А Ирина раз двадцать пять, не меньше, начинала разговор о господине Кошкине. Узнав, что нынче он занят и поужинать с ними не сможет, она сделалась еще печальней, чем Алекс – что, впрочем, даже шло ей, делая похожей на героиню романтической повести.
Кошкин освободился гораздо позже ужина, хотя и Виктор, и Алекс дождались его в столовой Алифановых. Ужинать толком не стал: надломил кусок пирога да выпил залпом рюмку наливки. Без предисловий перешел к главному.
– Она и впрямь была убита. Застрелена. В черепе, у виска, дыра явно от пули. Доктор говорит, что стреляли в упор. Еще на ребрах что-то похожее на следы от выстрела, но теперь уж не разберешь. Нужно матери Титовой сообщить.
Алекс ничего не ответил. Он, кажется, всегда знал, что девицу именно что убили. За что? Явно не за гребень, хоть тот и из золота. Кому она помешать могла? Учительница двадцати трех лет…

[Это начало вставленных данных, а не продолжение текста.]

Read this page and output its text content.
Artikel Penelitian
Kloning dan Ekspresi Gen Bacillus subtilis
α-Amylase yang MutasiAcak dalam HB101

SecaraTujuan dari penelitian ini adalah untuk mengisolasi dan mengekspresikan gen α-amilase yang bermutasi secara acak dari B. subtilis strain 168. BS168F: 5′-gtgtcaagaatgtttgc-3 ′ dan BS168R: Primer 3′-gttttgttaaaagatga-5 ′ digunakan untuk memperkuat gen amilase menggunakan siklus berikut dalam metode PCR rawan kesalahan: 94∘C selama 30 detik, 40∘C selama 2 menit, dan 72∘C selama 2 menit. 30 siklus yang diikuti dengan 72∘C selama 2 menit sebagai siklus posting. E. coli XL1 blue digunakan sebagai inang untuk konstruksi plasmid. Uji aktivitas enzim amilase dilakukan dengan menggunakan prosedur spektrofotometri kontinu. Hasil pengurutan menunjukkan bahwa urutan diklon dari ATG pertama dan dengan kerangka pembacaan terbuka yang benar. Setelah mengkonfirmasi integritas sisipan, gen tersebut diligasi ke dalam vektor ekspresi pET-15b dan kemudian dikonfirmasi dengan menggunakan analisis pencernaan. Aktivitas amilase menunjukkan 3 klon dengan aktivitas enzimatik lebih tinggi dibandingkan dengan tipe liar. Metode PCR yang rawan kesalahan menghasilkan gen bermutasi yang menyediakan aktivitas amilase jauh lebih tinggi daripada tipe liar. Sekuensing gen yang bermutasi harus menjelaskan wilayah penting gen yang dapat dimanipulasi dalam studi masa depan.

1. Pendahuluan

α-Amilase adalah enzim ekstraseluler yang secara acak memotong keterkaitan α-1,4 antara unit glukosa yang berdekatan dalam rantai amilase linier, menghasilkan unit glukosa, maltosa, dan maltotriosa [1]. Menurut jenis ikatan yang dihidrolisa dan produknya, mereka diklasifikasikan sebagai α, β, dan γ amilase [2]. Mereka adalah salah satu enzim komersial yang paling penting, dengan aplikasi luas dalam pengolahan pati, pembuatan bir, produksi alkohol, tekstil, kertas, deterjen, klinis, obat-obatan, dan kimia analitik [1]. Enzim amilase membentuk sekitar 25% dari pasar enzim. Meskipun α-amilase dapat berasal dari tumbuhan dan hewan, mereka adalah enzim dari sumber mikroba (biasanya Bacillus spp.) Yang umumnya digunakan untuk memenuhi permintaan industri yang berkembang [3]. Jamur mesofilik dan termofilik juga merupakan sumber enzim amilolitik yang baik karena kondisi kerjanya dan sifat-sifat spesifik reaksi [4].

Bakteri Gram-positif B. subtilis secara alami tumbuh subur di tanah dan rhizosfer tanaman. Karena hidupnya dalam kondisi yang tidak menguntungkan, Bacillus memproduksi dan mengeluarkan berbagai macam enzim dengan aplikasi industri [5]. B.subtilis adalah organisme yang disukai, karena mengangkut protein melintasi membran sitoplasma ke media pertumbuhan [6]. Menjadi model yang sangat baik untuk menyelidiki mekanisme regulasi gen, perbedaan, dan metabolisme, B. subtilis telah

Окончательно сник и Виктор. Он еще за семейным ужином вдоволь напробовался отцовской наливки; после присоединился к Кошкину, чтоб тому не пить в одиночку, и сейчас уже с трудом ворочал языком. Однако заявил.
– Напьюсь, ей-богу… Вы как хотите, господа, а я в варьете еду. Вас не зову, Алекс, уж извиняйте. Вы-то нынче счастливчик, Лизоньки Кулагиной жених – нельзя вам. Лизонька мне как сестра – я ее в обиду не дам…
Алекс имел несчастье видеть, какая Лиза ему сестра. Но на ревность сил уже не осталось: он только помог Виктору при попытке встать на ноги, свалиться не на пол, а на диван. Где тот, запрокинув голову, через пять минут уже вовсю храпел.
– Мои поздравления, Алекс, – бесцветно произнес Кошкин. – Я о помолвке.
Он стоял у окна, курил и хмуро смотрел вдаль.
– Осуждаете? – хмыкнул Алекс.
– Ничуть. Это ваше дело. Однако я припоминаю, как вы отзывались о Елизавете Львовне прежде… деньги, все прочие блага, Алекс, ведь закончатся рано или поздно. А от супруги вам никуда не деться. До самой ее или вашей смерти.
Разговор перестал Алексу нравиться, хоть и затеял он его сам.
– Ежели с умом подойти к тратам, то не кончатся.
– Ежели с умом, – не стал спорить Кошкин, – то, может, и не кончатся.
Алекс его ровно не слышал. Злился то ли на Кошкина, то ли на самого себя. И самому же себе словно доказать что-то пытался:
– Я хоть в промышленном деле и не понимаю, Степан Егорыч, но всегда можно управляющего нанять. Или же средства в банк вложить, а жить с процентов. Да и я уж не тот, что год назад был. При одной мысли о кутежах да варьете тошно становится! И в Петербург я едва ли вернусь, если угодно знать. Нечего мне там теперь делать…
Он поднял руку – правую, искалеченную – и долго смотрел на нее в желтоватом свете единственной свечи. Прежде так внимательно смотреть избегал. Отводил взгляд, задыхаясь от глухой ненависти к самому себе и своему уродству. Рука уже не болела так сильно, как раньше, только ныла постоянно, что больной зуб, да отзывалась острыми спазмами, когда он, забывшись, пытался ее использовать.